The ultimate heart of the life experience is the “ultimate union of humanity and divinity in the body” (Ferrer, 2006, p. 44).

What does it mean to be a fully embodied spirit?
Stepping into fully embodied presence?

To embody something is be a tangible expression of a thought, a belief, a quality, a or feeling. It’s to transmute the abstract, intangible quality in living and breathing flesh right in front of you that you can touch, feel, relate to.

“That person is the embodiment of kindness.”
Everything about that person – what they say, how they say it, what they do, how they do it – is an expression of kindness. It’s not merely just saying kind words or doing a kind act, that actual core essence of being is kindness.

Where do you start to practice and understand this …?
Come home to the body.

I’m a boxer and have been for over the last two years, and I attribute significant spiritual growth to my conscious embodied practice of boxing. When I box, I become even more aware of the way I move; how I hold myself; the emotions and sensations that ebb and flow in the duration of a short three-minute round gives me lifetimes of awareness.
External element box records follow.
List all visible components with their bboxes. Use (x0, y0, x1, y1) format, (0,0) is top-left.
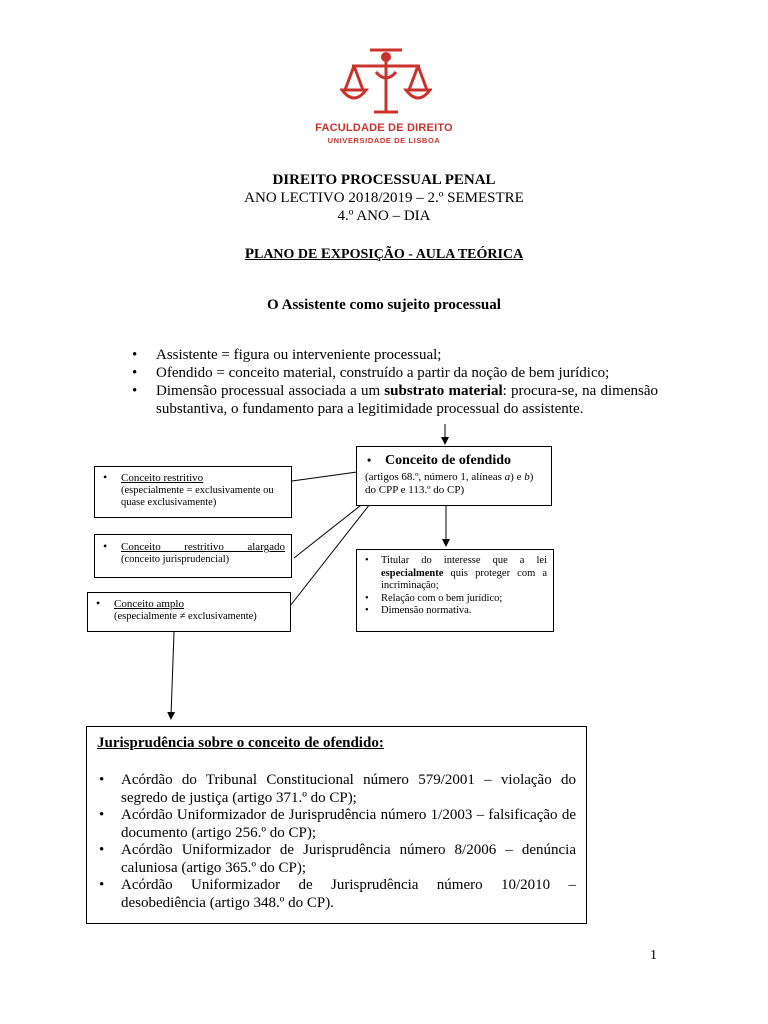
list-item: • Acórdão do Tribunal Constitucional número 579/2001 – violação do segredo de justiça (artigo 371.º do CP); (97, 772, 576, 807)
university-name: UNIVERSIDADE DE LISBOA (327, 136, 441, 145)
link-restrictive-extended (294, 502, 365, 558)
broad-concept-desc: (especialmente ≠ exclusivamente) (114, 610, 257, 622)
list-item: • Acórdão Uniformizador de Jurisprudência número 10/2010 – desobediência (artigo 348.º do CP). (97, 877, 576, 912)
restrictive-concept-desc: (especialmente = exclusivamente ou quase exclusivamente) (121, 484, 274, 508)
lesson-subject: O Assistente como sujeito processual (267, 297, 501, 313)
list-item: • Dimensão processual associada a um substrato material: procura-se, na dimensão substantiva, o fundamento para a legitimidade processual do assistente. (132, 382, 658, 418)
arrow-to-jurisprudence (171, 632, 174, 716)
page-number: 1 (650, 948, 657, 963)
plan-heading: PLANO DE EXPOSIÇÃO - AULA TEÓRICA (244, 246, 524, 262)
course-title: DIREITO PROCESSUAL PENAL (272, 172, 496, 188)
central-concept-refs: (artigos 68.º, número 1, alíneas a) e b) do CPP e 113.º do CP) (365, 471, 534, 496)
extended-restrictive-concept (101, 541, 285, 566)
broad-concept-box (87, 592, 291, 632)
faculty-name: FACULDADE DE DIREITO (315, 122, 453, 134)
list-item: • Assistente = figura ou interveniente processual; (132, 346, 658, 364)
year-shift: 4.º ANO – DIA (337, 208, 431, 224)
link-restrictive (292, 472, 357, 481)
restrictive-concept-box (94, 466, 292, 518)
criteria-list (363, 555, 547, 618)
extended-restrictive-title: • Conceito restritivo alargado (121, 541, 285, 553)
central-concept-box (356, 446, 552, 506)
extended-restrictive-desc: (conceito jurisprudencial) (121, 553, 230, 565)
central-concept-title: • Conceito de ofendido (365, 453, 543, 469)
list-item: • Dimensão normativa. (363, 605, 547, 618)
criteria-box (356, 549, 554, 632)
list-item: • Ofendido = conceito material, construído a partir da noção de bem jurídico; (132, 364, 658, 382)
broad-concept-title: • Conceito amplo (114, 598, 184, 610)
jurisprudence-box (86, 726, 587, 924)
list-item: • Acórdão Uniformizador de Jurisprudência número 1/2003 – falsificação de documento (artigo 256.º do CP); (97, 807, 576, 842)
restrictive-concept (101, 472, 285, 510)
academic-year: ANO LECTIVO 2018/2019 – 2.º SEMESTRE (244, 190, 524, 206)
list-item: • Relação com o bem jurídico; (363, 593, 547, 606)
restrictive-concept-title: • Conceito restritivo (121, 472, 204, 484)
extended-restrictive-box (94, 534, 292, 578)
broad-concept (94, 598, 284, 623)
jurisprudence-title: Jurisprudência sobre o conceito de ofendido: (97, 735, 384, 751)
list-item: • Titular do interesse que a lei especialmente quis proteger com a incriminação; (363, 555, 547, 593)
list-item: • Acórdão Uniformizador de Jurisprudência número 8/2006 – denúncia caluniosa (artigo 365.º do CP); (97, 842, 576, 877)
jurisprudence-list (97, 772, 576, 912)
When I experienced an intense, tragic loss last year, that same week I was in the ring with my coach. I choose to consciously work through the initial waves of grief. Being in the ring allowed me to oscillate in and out of my body to feel the raw emotions of sadness and rage, and then consciously surrendering to the larger mystical dimension. How? When I started to feel the intense sadness and tears bubbling up to the surface, I paused, walked away, allowed myself to feel, and breath through the emotions. I was able to transform from an arrested, contracted state toward connection and integration.

Ferrer (2006) described embodied spirituality as “the mystery of incarnation never alluded to the “entrance” of Spirit into the body, but rather to its ‘becoming’ flesh,” and “our bodies as a transmutation of Spirit into fleshy form” (p. 44). The body is the spirit made flesh; in other words, each individual on this planet is an embodiment of spirit. This is the process I described above to the integration of the human experience and divine connection, and the body unites the human and divine together.

Embodiment is a term that lacks a cohesive definition within the fields of somatics, psychology and spirituality because some research addresses the body as object to be reduced to changes in movement, heath, position, blood pressure (Clark, 2008; Csordas, 1994, 1990; Gibbs, 2005). I do agree, that becoming familiar with one’s bodily sensations is a perfect starting point for those not familiar with how to orient oneself with his or her own body.

When we practice connecting with our bodily sensations, we begin to be able to identify them by type of sensation and location in the body. Once that connection is established, then, one can consciously connect with the deeper unconscious layers of memories, emotions, and energetic currents to work with these materials. Once spiritually connected to their body one can orient their experience consciously.

Understanding the body objectively, is a perfect entry point, and with time one can shift into the deeper lived experience of the lived experience, embracing all the subtleties and nuances. Bodily sensations is only one dimension of embodied spirituality, but rather a portal revealing the first step one can take in the direction of embodiment. The objectification of the body lacks the phenomenological lived experience within the body. Once a person develops the ability to feel the sensations of the physical body, this is this is the initial awareness of the coarser dense physical material. With refinement, the person will be able to connect to the subtle energetic dimensions of self.

The body is the meeting place where the spirit and physical world integrate, and how the spirit transmutes into physical form.

References

Clark, A. (2008). Supersizing the mind: Embodiment, action, and cognitive extension. New York, NY: Oxford University Press.

Csordas, T. J. (1990). Embodiment as a Paradigm for Anthropology. Ethos, 18(1), 5-47.

Csordas, T. J. (1994). Embodiment and experience: The existential ground of culture and self (Vol. 2). Cambridge, UK: Cambridge University Press.

Ferrer, J. N. (2008). What does it mean to live a fully embodied spiritual life? International Journal of Transpersonal Studies, 28, 1-30.

Gibbs Jr, R. W. (2005). Embodiment and cognitive science. Cambridge, UK: Cambridge University Press.